SVD in action

This page is meant to build intuition about a beautiful and useful topic from linear algebra, the Singular Value Decomposition (SVD). Sadly, SVD can seem mysterious: it has a weird name, uses Greek-letter notation, and is often left out of introductory classes. Yet the basic idea behind SVD is simple and elegant: it's just a human-friendly coordinate system for matrices.

To illustrate this, we'll visualize how SVD works for 2x2 matrices. Of course this is just a special case, but it contains all the basic ideas that you need to understand SVD in other dimensions.

1. Visualizing 2D Space

A lot has been written about visualizing three dimensions and beyond. But let's talk for a moment about visualizing 2D space!

The image at left shows two things: (1) a grid representing a plane, and (2) a coin, representing the unit disk.

We can use this simple visualization as a guide for understanding how matrices transform space.

2. Matrices and Transformations of Space


Matrices encode linear transformations of space. The first column of this matrix tells you where the vector (1, 0) goes. The second column tells you where the vector (0, 1) goes.
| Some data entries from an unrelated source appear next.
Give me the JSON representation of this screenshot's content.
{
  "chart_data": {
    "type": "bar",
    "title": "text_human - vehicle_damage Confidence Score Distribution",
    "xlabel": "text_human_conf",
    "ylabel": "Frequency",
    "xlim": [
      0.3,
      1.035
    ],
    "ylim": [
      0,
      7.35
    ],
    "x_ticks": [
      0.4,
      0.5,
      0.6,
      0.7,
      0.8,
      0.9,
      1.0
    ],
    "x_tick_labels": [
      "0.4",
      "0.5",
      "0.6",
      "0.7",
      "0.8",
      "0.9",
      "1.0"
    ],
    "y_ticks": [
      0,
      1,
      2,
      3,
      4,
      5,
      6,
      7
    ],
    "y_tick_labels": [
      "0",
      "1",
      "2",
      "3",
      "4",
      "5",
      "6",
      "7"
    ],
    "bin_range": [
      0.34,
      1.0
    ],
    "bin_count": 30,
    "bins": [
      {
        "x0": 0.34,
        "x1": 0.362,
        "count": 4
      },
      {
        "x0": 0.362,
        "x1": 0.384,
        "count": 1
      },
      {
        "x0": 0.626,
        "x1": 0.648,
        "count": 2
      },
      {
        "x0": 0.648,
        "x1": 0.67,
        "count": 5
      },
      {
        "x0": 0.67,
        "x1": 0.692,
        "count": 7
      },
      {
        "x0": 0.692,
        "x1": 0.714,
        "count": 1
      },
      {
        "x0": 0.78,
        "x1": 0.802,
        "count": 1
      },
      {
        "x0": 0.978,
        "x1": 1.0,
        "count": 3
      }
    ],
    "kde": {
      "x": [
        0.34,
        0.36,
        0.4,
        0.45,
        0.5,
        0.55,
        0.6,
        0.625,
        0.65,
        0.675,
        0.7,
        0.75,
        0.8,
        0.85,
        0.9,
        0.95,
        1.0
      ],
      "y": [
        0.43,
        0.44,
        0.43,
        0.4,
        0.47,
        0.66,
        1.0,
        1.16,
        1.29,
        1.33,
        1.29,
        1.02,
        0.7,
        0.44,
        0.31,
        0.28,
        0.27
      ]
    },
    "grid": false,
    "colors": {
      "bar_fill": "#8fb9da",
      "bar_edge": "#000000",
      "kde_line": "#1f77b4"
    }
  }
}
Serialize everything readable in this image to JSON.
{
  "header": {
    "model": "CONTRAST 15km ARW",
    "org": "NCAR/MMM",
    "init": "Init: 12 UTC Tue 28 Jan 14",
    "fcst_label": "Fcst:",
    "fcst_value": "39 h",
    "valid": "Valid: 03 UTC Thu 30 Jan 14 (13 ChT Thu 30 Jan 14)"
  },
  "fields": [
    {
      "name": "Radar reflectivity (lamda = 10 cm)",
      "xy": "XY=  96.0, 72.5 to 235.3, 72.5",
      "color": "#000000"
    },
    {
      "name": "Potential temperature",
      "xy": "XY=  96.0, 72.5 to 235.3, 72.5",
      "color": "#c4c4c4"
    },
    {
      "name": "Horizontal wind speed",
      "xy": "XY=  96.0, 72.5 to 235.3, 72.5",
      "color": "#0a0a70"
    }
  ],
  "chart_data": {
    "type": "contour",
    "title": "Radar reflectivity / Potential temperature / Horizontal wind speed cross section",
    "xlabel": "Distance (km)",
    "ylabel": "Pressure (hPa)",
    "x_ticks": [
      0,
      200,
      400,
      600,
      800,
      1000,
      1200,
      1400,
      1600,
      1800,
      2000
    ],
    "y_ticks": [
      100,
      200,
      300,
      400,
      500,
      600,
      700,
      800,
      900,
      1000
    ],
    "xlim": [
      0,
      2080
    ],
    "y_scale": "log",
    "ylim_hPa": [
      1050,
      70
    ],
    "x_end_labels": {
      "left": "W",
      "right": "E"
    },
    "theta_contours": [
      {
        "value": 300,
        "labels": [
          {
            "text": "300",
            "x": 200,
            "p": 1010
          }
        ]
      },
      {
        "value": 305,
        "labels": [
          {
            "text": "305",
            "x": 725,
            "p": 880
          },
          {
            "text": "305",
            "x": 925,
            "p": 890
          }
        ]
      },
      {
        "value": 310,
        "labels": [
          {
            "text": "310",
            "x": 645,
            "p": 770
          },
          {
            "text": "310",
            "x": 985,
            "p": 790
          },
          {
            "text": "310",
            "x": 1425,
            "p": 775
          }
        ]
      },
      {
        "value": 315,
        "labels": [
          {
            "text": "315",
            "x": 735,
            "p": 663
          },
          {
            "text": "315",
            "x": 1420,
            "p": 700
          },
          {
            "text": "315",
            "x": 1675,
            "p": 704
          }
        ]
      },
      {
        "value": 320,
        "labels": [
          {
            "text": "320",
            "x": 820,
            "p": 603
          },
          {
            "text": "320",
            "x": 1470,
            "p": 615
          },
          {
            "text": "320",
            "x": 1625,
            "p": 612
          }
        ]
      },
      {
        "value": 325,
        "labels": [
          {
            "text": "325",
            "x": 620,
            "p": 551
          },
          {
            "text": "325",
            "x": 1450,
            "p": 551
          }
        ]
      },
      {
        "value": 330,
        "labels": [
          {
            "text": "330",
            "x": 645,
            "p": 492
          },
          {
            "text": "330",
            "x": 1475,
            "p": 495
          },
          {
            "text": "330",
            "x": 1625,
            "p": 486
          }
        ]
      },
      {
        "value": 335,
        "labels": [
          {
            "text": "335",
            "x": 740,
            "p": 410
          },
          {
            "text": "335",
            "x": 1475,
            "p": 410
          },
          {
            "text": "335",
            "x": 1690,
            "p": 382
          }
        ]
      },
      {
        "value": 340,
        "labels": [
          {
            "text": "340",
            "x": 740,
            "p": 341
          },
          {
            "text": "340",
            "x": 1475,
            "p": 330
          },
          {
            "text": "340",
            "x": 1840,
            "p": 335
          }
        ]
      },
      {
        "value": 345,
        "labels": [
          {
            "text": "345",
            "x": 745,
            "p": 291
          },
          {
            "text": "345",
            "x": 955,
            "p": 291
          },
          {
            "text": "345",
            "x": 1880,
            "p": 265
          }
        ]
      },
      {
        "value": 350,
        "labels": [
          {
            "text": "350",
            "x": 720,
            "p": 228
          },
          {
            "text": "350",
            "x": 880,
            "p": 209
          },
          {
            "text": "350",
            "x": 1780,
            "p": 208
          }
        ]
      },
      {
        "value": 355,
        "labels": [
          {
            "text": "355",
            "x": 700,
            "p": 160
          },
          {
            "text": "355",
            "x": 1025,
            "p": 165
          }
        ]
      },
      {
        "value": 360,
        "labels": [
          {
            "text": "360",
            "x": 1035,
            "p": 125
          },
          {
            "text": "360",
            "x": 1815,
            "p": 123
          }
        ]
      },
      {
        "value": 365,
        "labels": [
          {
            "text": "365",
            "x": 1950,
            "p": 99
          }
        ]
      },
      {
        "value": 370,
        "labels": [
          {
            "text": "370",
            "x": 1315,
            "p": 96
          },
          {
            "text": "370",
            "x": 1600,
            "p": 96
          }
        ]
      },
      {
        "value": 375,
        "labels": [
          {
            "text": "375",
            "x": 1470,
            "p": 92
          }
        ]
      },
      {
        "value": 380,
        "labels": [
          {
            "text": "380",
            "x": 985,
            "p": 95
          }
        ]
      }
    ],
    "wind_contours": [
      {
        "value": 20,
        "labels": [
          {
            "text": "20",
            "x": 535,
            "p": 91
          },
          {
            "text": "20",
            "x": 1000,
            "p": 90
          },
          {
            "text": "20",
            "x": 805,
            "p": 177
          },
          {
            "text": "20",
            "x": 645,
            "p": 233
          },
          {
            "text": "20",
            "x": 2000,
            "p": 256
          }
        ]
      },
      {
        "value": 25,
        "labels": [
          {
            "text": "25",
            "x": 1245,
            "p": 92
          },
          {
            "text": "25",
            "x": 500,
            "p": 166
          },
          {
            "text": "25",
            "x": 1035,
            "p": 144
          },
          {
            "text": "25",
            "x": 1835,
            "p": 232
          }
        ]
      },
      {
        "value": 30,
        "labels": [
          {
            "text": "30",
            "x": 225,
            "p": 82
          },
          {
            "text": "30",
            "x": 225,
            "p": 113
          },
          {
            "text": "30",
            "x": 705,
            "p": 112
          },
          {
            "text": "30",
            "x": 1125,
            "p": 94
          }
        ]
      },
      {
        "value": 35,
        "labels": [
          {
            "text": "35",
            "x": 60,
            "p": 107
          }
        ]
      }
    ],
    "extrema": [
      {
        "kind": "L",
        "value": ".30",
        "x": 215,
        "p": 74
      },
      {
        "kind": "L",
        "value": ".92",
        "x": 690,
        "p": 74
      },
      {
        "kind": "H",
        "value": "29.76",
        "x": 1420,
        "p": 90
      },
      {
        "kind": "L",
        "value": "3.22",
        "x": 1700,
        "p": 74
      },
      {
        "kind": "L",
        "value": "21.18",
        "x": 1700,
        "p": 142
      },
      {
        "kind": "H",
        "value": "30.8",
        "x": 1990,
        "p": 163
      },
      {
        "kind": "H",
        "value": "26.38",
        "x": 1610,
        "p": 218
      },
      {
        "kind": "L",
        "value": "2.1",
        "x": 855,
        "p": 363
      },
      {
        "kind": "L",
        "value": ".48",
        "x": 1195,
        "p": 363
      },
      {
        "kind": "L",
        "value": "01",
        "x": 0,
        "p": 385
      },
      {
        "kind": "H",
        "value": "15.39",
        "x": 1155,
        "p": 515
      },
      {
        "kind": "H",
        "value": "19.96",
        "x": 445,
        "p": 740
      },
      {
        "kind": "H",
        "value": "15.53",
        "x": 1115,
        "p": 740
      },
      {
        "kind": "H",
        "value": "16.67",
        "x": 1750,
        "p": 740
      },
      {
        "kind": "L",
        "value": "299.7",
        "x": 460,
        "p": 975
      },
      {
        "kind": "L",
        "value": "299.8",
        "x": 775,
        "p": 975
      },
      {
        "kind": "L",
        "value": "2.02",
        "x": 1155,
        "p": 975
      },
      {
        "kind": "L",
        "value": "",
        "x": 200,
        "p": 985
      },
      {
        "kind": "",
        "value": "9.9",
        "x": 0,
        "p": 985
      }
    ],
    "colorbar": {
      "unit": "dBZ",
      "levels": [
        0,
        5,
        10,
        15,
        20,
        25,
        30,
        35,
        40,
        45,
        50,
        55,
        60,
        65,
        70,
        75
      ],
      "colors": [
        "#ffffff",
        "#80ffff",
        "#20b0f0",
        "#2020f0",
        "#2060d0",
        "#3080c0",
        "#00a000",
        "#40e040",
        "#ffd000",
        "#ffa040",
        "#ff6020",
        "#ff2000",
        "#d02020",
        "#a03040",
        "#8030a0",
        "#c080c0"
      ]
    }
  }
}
Try changing the numbers in the matrix to see the effect on the plane. Or drag the red and orange vectors in the plane to create a new transformation, and see what matrix it defines.

As you play with the linear transformation above, you might notice that the geometry follows certain patterns. The unit disk may be stretched or squeezed, rotated or flipped, but it always ends up mapped to an ellipse—never anything weirder, like a starfish or an inkblot.
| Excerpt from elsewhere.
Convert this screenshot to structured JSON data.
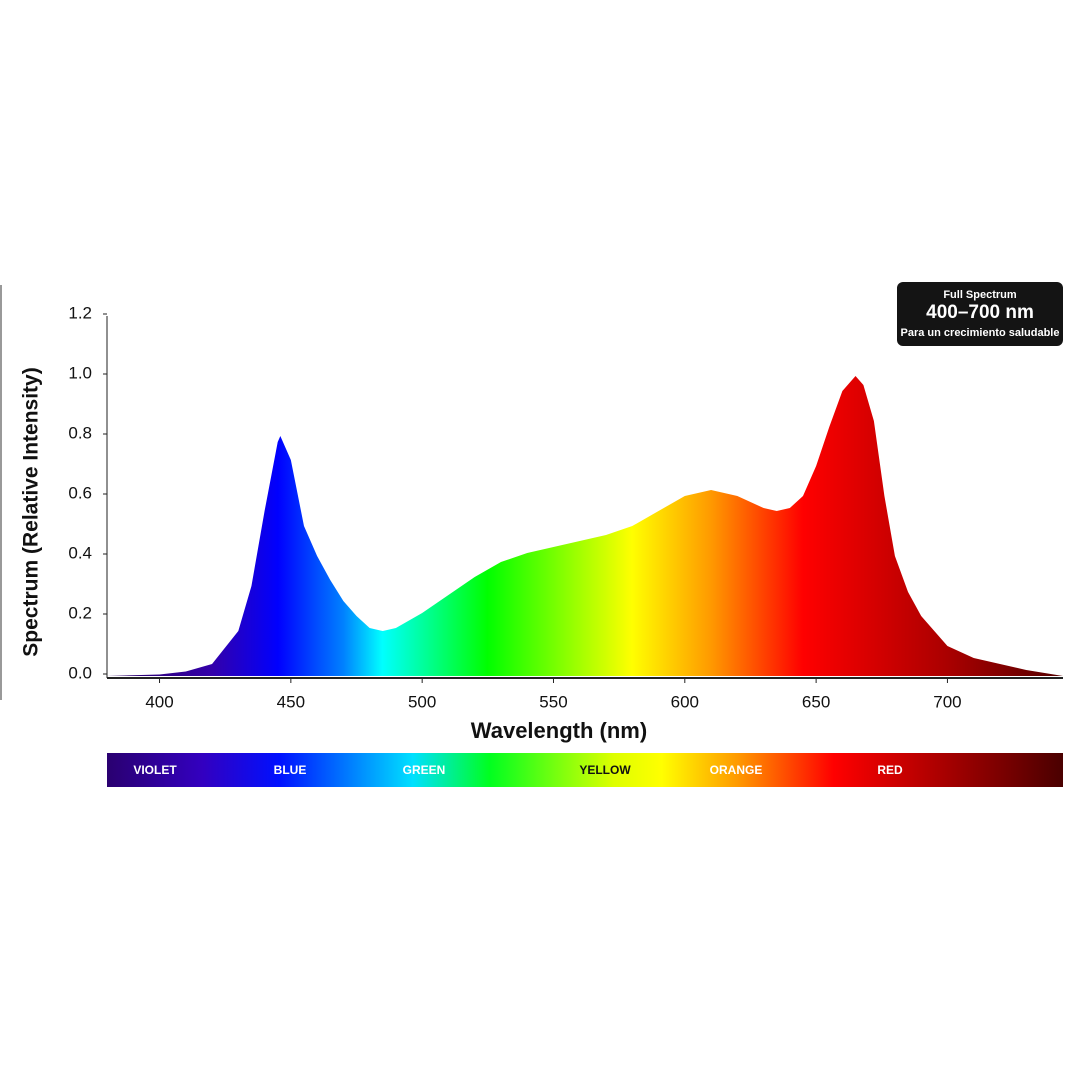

The singular value decomposition is a way of formalizing this intuition: every matrix can be described as a combination of a few simple operations.

3. Diagonal Matrices

A very simple kind of stretching and squeezing can be described by a so-called diagonal matrix, that is, a matrix where the off-diagonal entries are zero. A diagonal matrix transforms the \(x\)- and \(y\)-coordinates separately. You can think of it as doing "axis-aligned" squeezing and stretching. Use the sliders below, or the 2D image, to see different diagonal matrices in action.

4. Orthogonal Matrices

A second simple kind of matrix does no stretching or squeezing at all. An orthogonal matrix preserves the length of any vector it transforms. Orthogonal matrices come in two flavors. They can be rotations, or a rotation combine with a mirror-image reflection.


=

5. Finally, the singular value decomposition!

It turns out that any 2D matrix can be understood in terms of just one diagonal matrix, and two orthogonal ones. In fact, this is exactly what the singular value decomposition theorem says:

Theorem. Let \(A \) be any real matrix. Then there are orthogonal matrices \(U \) and \(V \), and a diagonal matrix \( \Sigma \), such that \( A = U \Sigma V^t\).


In some ways, the brevity of this theorem just makes it more confusing. So let's expand on it a bit.

1. An informal way to read this is: every linear transformation can be represented by an orthogonal transformation, followed by an axis-aligned squeezing or stretching, followed by another orthogonal transformation.

2. Even though we've been visualizing \( 2 \times 2 \) matrices, it applies to any size matrix of real numbers, even matrices that aren't square. (In fact it's still true if you add complex numbers to the mix, with just a tiny variation.)

3. You might wonder why we write \( V^t \) (the transpose of \(V \) ) instead of just \( V \). The fact is that the transpose of an orthogonal matrix is also an orthogonal matrix, so it's not really necessary to have the transpose in there. But when you use the SVD in practice, it turns out this simplifies a few things.

4. The entries of the diagonal matrix are the "singular values" of the matrix, and are often written with a lower-case sigma: \( \sigma_1, \sigma_2, ... \). They tell you how much the matrix stretches or squeezes space. By convention, each \( \sigma_i \geq 0 \), and they are written in descending order, so that \( \sigma_i \geq \sigma_{i+1} \).

6. The SVD in Action

The best way to understand the SVD is to see it in action. Here's an interactive version of the equation \( A = U \Sigma V^t\). If you adjust \(U, \Sigma, V \) separately, you can start to see the role they play. Try different transforms for \( A \) to see how the SVD breaks them down. (For instance, can you find a pattern in \( U \) and \(V \) when \( A \) is a symmetric matrix?)



\(U \Sigma V^t\) \(U\) \( \Sigma \) \(V\)




The diagonal entries are the singular values.